Tinha diante de si a vida inteira escrita na sua agenda em cabedal de capa preta. Não havia nenhum outro objecto mais precioso do que a sua agenda, onde registava tudo o que não queria esquecer, começando pelas datas, horas, pesos e medidas de cada um dos filhos ao nascer. O tipo de sangue, a cor dos olhos e do cabelo, assim como outros detalhes referentes à saúde, pequenos apontamentos e sinais que lhe importava nunca esquecer.
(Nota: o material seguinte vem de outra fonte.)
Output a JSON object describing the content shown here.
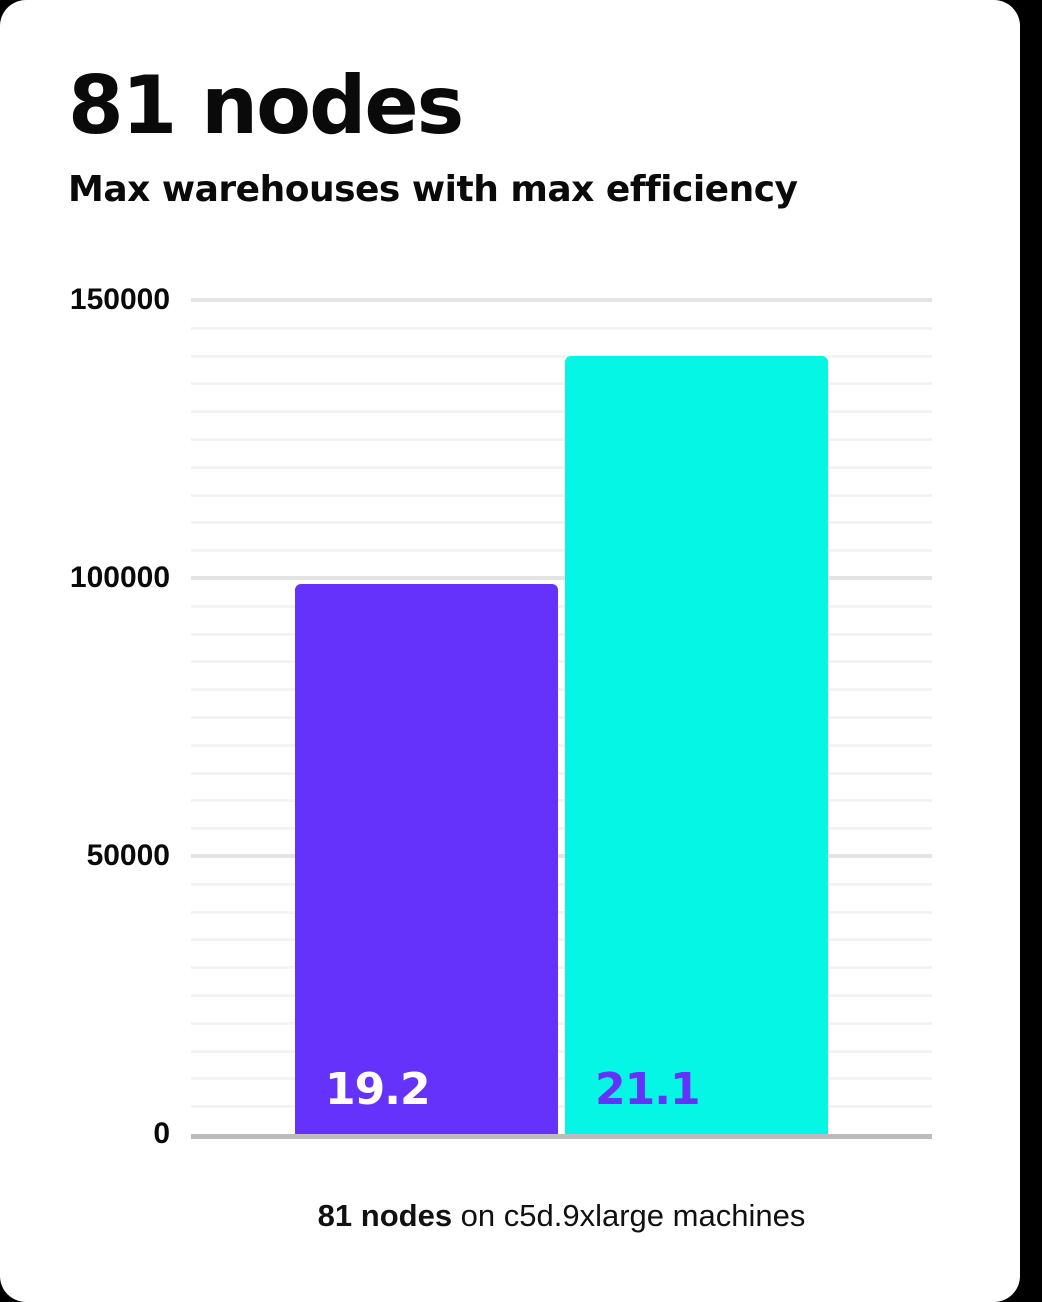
{
  "header": {
    "title": "81 nodes",
    "subtitle": "Max warehouses with max efficiency"
  },
  "caption": {
    "bold": "81 nodes",
    "rest": " on c5d.9xlarge machines"
  },
  "colors": {
    "page_background": "#000000",
    "card_background": "#ffffff",
    "text": "#0a0a0a",
    "bar_primary": "#6432fa",
    "bar_secondary": "#05f6e5",
    "bar_label_primary": "#ffffff",
    "bar_label_secondary": "#6432fa",
    "grid_major": "#e4e4e4",
    "grid_minor": "#f3f3f3",
    "axis_line": "#bcbcbc"
  },
  "chart_data": {
    "type": "bar",
    "title": "81 nodes",
    "subtitle": "Max warehouses with max efficiency",
    "caption": "81 nodes on c5d.9xlarge machines",
    "categories": [
      "19.2",
      "21.1"
    ],
    "values": [
      99000,
      140000
    ],
    "bars": [
      {
        "label": "19.2",
        "value": 99000,
        "color": "#6432fa",
        "label_color": "#ffffff"
      },
      {
        "label": "21.1",
        "value": 140000,
        "color": "#05f6e5",
        "label_color": "#6432fa"
      }
    ],
    "xlabel": "",
    "ylabel": "",
    "ylim": [
      0,
      150000
    ],
    "yticks": [
      0,
      50000,
      100000,
      150000
    ],
    "ytick_labels": [
      "0",
      "50000",
      "100000",
      "150000"
    ],
    "minor_gridline_step": 5000,
    "major_gridline_step": 50000,
    "grid": "horizontal",
    "legend": "none"
  }
}
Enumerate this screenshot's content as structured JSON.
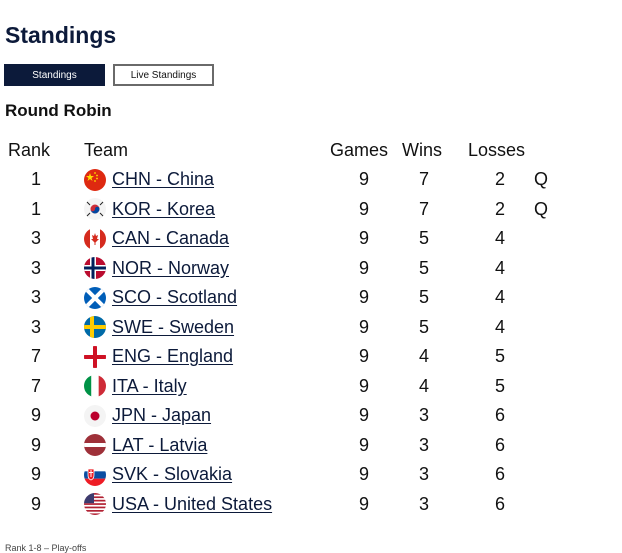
{
  "title": "Standings",
  "tabs": [
    {
      "label": "Standings",
      "active": true
    },
    {
      "label": "Live Standings",
      "active": false
    }
  ],
  "section_title": "Round Robin",
  "columns": {
    "rank": "Rank",
    "team": "Team",
    "games": "Games",
    "wins": "Wins",
    "losses": "Losses"
  },
  "rows": [
    {
      "rank": "1",
      "code": "CHN",
      "team": "CHN - China",
      "flag": "china-flag-icon",
      "games": "9",
      "wins": "7",
      "losses": "2",
      "q": "Q"
    },
    {
      "rank": "1",
      "code": "KOR",
      "team": "KOR - Korea",
      "flag": "korea-flag-icon",
      "games": "9",
      "wins": "7",
      "losses": "2",
      "q": "Q"
    },
    {
      "rank": "3",
      "code": "CAN",
      "team": "CAN - Canada",
      "flag": "canada-flag-icon",
      "games": "9",
      "wins": "5",
      "losses": "4",
      "q": ""
    },
    {
      "rank": "3",
      "code": "NOR",
      "team": "NOR - Norway",
      "flag": "norway-flag-icon",
      "games": "9",
      "wins": "5",
      "losses": "4",
      "q": ""
    },
    {
      "rank": "3",
      "code": "SCO",
      "team": "SCO - Scotland",
      "flag": "scotland-flag-icon",
      "games": "9",
      "wins": "5",
      "losses": "4",
      "q": ""
    },
    {
      "rank": "3",
      "code": "SWE",
      "team": "SWE - Sweden",
      "flag": "sweden-flag-icon",
      "games": "9",
      "wins": "5",
      "losses": "4",
      "q": ""
    },
    {
      "rank": "7",
      "code": "ENG",
      "team": "ENG - England",
      "flag": "england-flag-icon",
      "games": "9",
      "wins": "4",
      "losses": "5",
      "q": ""
    },
    {
      "rank": "7",
      "code": "ITA",
      "team": "ITA - Italy",
      "flag": "italy-flag-icon",
      "games": "9",
      "wins": "4",
      "losses": "5",
      "q": ""
    },
    {
      "rank": "9",
      "code": "JPN",
      "team": "JPN - Japan",
      "flag": "japan-flag-icon",
      "games": "9",
      "wins": "3",
      "losses": "6",
      "q": ""
    },
    {
      "rank": "9",
      "code": "LAT",
      "team": "LAT - Latvia",
      "flag": "latvia-flag-icon",
      "games": "9",
      "wins": "3",
      "losses": "6",
      "q": ""
    },
    {
      "rank": "9",
      "code": "SVK",
      "team": "SVK - Slovakia",
      "flag": "slovakia-flag-icon",
      "games": "9",
      "wins": "3",
      "losses": "6",
      "q": ""
    },
    {
      "rank": "9",
      "code": "USA",
      "team": "USA - United States",
      "flag": "usa-flag-icon",
      "games": "9",
      "wins": "3",
      "losses": "6",
      "q": ""
    }
  ],
  "footer_note": "Rank 1-8 – Play-offs",
  "colors": {
    "primary": "#0c1a3a",
    "tab_border": "#6a6a6a"
  }
}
Naquela mesma agenda, Maria franzina tinha os contactos de todos os que conhecia -  desde a família aos amigos, assim como os amigos dos filhos e dos respectivos pais, dos professores, dos padres, dos fornecedores, das lojas onde se abastecia e de todo o tipo de pessoal relacionado com as mais diversas profissões. A lista telefónica de A a Z encontrava-se naquela sua agenda de argolas, toda uma vida repleta de observações impressas pela sua própria mão. Notas nas margens que só ela entendia e num lugar específico daquela sua agenda guardava bilhetinhos com frases dos seus filhos que lia repetidamente, deixando-se enternecer. O calor da braseira aquecia-lhe o corpo enquanto olhava para a sua agenda de capa preta, sem vontade nenhuma de lhe mexer. Estava exausta!  Aquela fadiga dava-lhe uma preguiça atípica e um desejo incontrolável de se estender no chão. 

Empurrando a cadeira para trás com a força dos pés, abriu a janela e poisou os joelhos no chão para se deitar na tijoleira que lhe fazia lembrar a frescura da relva em Albarraque.  Estava indecisa entre chorar ou rir, imaginando a figura que estava a fazer e o espanto de João universitário se a visse naquele momento. 

Não quis saber. Tirou os sapatos, desapertou o vestido e estendeu-se assim mesmo, semi nua, enquanto fumava o seu cigarro e se deliciava com o ar fresco que entrava pela janela.   Precisava do seu irmão mais novo, de lhe confessar mil segredos e de ouvir as suas respostas comoventes. Tinha umas saudades loucas dele, das conversas únicas entre os dois, onde se podiam expôr sem qualquer inconveniente. Não havia mais ninguém no mundo como ele, uma parte inerente de si mesma que tinha sentido na infância o mesmo tipo de défice de afecto por parte dos pais. Quando deu por si estava a soluçar pelas saudades e todas aquelas razões que só o irmão mais novo poderia  compreender.